Con los labios pintados de rojo y vestida de colores claros sólo se quitó el luto porque su hija le dijo que no le gustaba y que tampoco le hubiera gustado a su marido que llevase tonos oscuros. Lo que he pasado, recuerda: los dos estaban enfermos y yo de una habitación a otra:

-Loli ven, decía mi marido, y yo le decía espera e iba.

-Loli ven, decía mi hija. Espera, que termino con tu padre y ya voy.

Y pone los ojos grandes y los labios apretados tratando de evitar las lágrimas con la vista fija en la ventana pero sin mirar a ninguna parte. Tiene una sobrina policía y el hermano de su marido, que nació el mismo día que él con cuatro años de diferencia, tiene 94  y vive en Torremolinos. Pero está hecho un toro. En el vagón hay un niño que no para de llorar. Porque tendrá hambre o sueño o estará agobiado entre tanta gente. Ahora se calla. Si no le echa sal a la comida es porque su hija no la puede tomar porque a ella la comida sin sal no le gusta nada. Ha hecho suficiente cantidad de almuerzo así que puede invitarme a comer si quiero. Dice que ella apenas come, tiene pocas ganas. Por eso está delgada, dice, y se le marcan los huesos de la clavícula y el vestido le queda grande. Siempre estoy de arriba para abajo.

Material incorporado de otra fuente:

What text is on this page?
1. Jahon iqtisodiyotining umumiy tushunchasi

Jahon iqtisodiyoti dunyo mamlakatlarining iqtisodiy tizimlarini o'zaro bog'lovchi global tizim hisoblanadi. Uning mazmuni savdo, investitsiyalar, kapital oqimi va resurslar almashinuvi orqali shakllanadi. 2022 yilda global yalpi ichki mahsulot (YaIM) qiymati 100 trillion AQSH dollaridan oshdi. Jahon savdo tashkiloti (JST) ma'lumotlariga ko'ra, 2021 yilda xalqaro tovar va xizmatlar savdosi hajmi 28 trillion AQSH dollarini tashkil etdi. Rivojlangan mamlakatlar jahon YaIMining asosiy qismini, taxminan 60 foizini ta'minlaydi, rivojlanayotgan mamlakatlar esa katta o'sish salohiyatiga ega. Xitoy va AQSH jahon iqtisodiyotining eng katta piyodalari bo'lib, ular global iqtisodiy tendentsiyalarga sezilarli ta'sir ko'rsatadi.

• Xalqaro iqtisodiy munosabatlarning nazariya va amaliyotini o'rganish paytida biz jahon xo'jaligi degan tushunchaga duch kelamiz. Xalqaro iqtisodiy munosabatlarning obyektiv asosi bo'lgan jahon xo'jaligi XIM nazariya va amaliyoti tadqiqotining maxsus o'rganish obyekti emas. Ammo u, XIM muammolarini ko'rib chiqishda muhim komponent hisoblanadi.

Se baja dos paradas después que yo, en Arroyo de la Miel. Antes de despedirme le pregunté su nombre: Sonrió como sorprendida y dijo: -Loli, me llamo Loli

-¿Y tú?

-Inés, le dije.

-Inés, muy bonito.

One comment on “Loli

  1. Reply Manuel May 23,2018 9:02 am

    Muy bonito, Inés. Como esto otro:

    «Como llego tarde a una cita en el Midtown, bajo corriendo las escaleras del metro justo cuando el tren está llegando a la estación de la calle Catorce. Las puertas se abren y un joven que está de pie delante de mí (camiseta, vaqueros, corte pelo militar), y que carga con un coche de bebé plegado sofisticadamente a la espalda y un niño muy pequeño cogido de la mano, se dirige a los asientos que hay justo delante. Yo me dejo caer en el asiento de enfrente, saco mi libro y mis gafas de leer y, mientras me pongo cómoda, soy vagamente consciente de que el hombre se quita el cochecito de la espalda y se vuelve hacia el niño que está sentado. Entonces levanto la vista. El niño tiene unos siete u ocho años y es la criatura más grotescamente deforme que he visto en mi vida. Tiene la cara de una gárgola –la boca torcida hacia un lado, un ojo más arriba que el otro– en una cabeza enorme y contrahecha que me recuerda al Hombre Elefante. El niño lleva un estrecho pedazo de tela blanca alrededor del cuello y en el centro, un tubo ancho y corto para insertarse en su garganta. Un segundo después me doy cuenta de que también es sordo. Lo sé porque el hombre inmediatamente empieza a comunicarse por señas. Al principio el niño se limita a mirar los dedos del hombre en movimiento, pero enseguida empieza a responder moviendo los suyos. Entonces, al tiempo que los dedos del hombre se mueven cada vez más rápido, los del niño se aceleran, y en pocos minutos los dedos de ambos se menean con la misma rapidez y complejidad.

    Al principio me da vergüenza observarlos tan fijamente y desvío la mirada una y otra vez, pero parecen tan ajenos a todos los que les rodeamos, que no puedo evitar levantar los ojos constantemente del libro. Y entonces ocurre algo extraordinario: el rostro del hombre destila tanto placer y ternura a medida que las respuestas del niño son cada vez más animadas –la boquita tocida sonríe, los ojos desnivelados se iluminan–, que el mismo niño empieza a transformarse. Conforme las estaciones se van sucediendo y el intercambio va absorbiendo más al hombre y al niño, los dedos vuelan, ambos asienten con la cabeza y ríen, me descubro pensando: «Estos dos se están humanizando el uno al otro de un modo asombroso».

    Para cuando llegamos a la calle Cincuenta y Nueve, el niño me parece hermoso y el hombre, beatífico.»

    (VIVIAN GORNICK, La mujer singular y la ciudad. Sexto Piso, 1918).